DAVID GISTAU-El Mundo
En el plano general, en la formalidad de los trajes, Pablo Iglesias parecía un técnico de sonido al que la conexión hubiera pillado arreglando un micro. Ese desaliño fue casi el único rasgo reconocible del antiguo escracheador que fantaseaba con guillotinas. Porque Iglesias no sólo jugó en el debate a ser el único candidato moderado al que causaban soponcios los malos tonos de los interlocutores. Además, esgrimiendo un ejemplar de la Constitución como si se tratara del Único Libro, pretendió ser el gran guardián de ese mismo texto que antaño definió como una coartada del «franquismo lampedusiano» que ETA acertaba en combatir y que se propuso aniquilar junto al 78 en su conjunto. Cosas veredes. En realidad, también fue reconocible en su vocación extractiva de las clases trabajadoras, para la cual ha inventado el eufemismo «justicia fiscal» que ha de sustituir la palabra «presión» que sin embargo a veces se le escapaba.
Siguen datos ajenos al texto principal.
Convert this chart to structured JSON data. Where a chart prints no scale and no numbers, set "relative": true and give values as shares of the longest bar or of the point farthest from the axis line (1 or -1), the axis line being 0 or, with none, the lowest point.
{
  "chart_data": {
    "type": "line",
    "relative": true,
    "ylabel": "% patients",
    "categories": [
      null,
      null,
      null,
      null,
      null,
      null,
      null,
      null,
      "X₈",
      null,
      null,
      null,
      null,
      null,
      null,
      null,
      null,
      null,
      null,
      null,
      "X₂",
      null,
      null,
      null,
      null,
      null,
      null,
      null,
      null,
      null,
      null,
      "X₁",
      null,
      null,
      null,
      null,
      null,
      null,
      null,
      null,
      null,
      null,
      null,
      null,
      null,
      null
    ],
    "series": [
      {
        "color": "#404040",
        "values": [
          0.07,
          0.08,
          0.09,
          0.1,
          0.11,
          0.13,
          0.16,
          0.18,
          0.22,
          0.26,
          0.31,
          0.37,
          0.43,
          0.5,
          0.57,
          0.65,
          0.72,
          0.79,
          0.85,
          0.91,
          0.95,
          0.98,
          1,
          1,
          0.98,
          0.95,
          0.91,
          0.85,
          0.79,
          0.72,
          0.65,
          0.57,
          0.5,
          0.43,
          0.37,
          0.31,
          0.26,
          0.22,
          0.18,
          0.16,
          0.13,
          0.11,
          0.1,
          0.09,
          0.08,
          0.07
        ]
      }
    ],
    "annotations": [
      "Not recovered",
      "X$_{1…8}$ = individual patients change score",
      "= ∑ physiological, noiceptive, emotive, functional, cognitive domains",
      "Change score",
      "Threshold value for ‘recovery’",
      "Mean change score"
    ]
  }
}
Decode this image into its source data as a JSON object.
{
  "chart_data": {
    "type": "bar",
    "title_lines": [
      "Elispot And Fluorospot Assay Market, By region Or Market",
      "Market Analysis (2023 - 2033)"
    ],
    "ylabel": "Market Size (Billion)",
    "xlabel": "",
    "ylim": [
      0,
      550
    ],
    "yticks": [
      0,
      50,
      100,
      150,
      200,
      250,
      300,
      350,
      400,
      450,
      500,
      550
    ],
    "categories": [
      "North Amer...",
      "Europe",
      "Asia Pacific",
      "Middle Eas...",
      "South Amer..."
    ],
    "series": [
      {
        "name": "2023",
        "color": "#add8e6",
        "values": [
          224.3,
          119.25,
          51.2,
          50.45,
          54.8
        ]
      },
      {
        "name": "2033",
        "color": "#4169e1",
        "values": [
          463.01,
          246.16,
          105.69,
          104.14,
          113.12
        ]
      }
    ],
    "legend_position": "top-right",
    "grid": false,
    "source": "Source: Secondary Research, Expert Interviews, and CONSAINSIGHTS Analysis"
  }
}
El formato parecía al principio demasiado rígido. Corría el riesgo de diluirse en intervenciones a cámara que sonaban como refritos de los mítines. El presentador, Xabier Fortes, se sintió obligado a animar a los candidatos incluso a «perderse el respeto». Y eso aun cuando Rivera y Casado empezaron con Sánchez como los equipos ingleses de los años ochenta: cometiendo, a modo de bienvenida, una falta violenta en la primera jugada del partido. El rendimiento de los dos representantes de la plaza de Colón luego fue desigual. Rivera estuvo mucho más cómodo, más ágil y contundente en los argumentos improvisados durante el debate puro, más atrevido incluso en términos escénicos con el uso de la fotografía delatora del coqueteo de Torra y Sánchez en Pedralbes. Casado estuvo sorprendentemente desvalido en momentos concretos. Sobre todo cuando Sánchez se giró para interpelarlo directamente, como improvisando el debate mano a mano de los tiempos del bipartidismo. En esas ocasiones, Casado pareció achantarse, sólo sonrió y dejó de rebatir a Sánchez frases intolerables como ésa según la cual sólo Zapatero y el PSOE obtuvieron el final de ETA. Tuvo incluso que ser Rivera quien reaccionara en algunos de esos momentos, como cuando Sánchez presionó a Casado con la cuestión de sí explícito que Álvarez de Toledo resolvió mucho mejor en su propio debate, pues Casado se quedó paralizado y sin saber qué responder.
Rivera fue especialmente destructivo con el Gobierno en el capítulo de las complicidades con los separatistas, de la unidad territorial y de los indultos de los que Sánchez fue incapaz de negar que contempla otorgarlos como parte de su juego pactista. Todo ese pasaje lo pasó Sánchez con la mandíbula apretada, síntoma de cuando se sabe bajo paliza.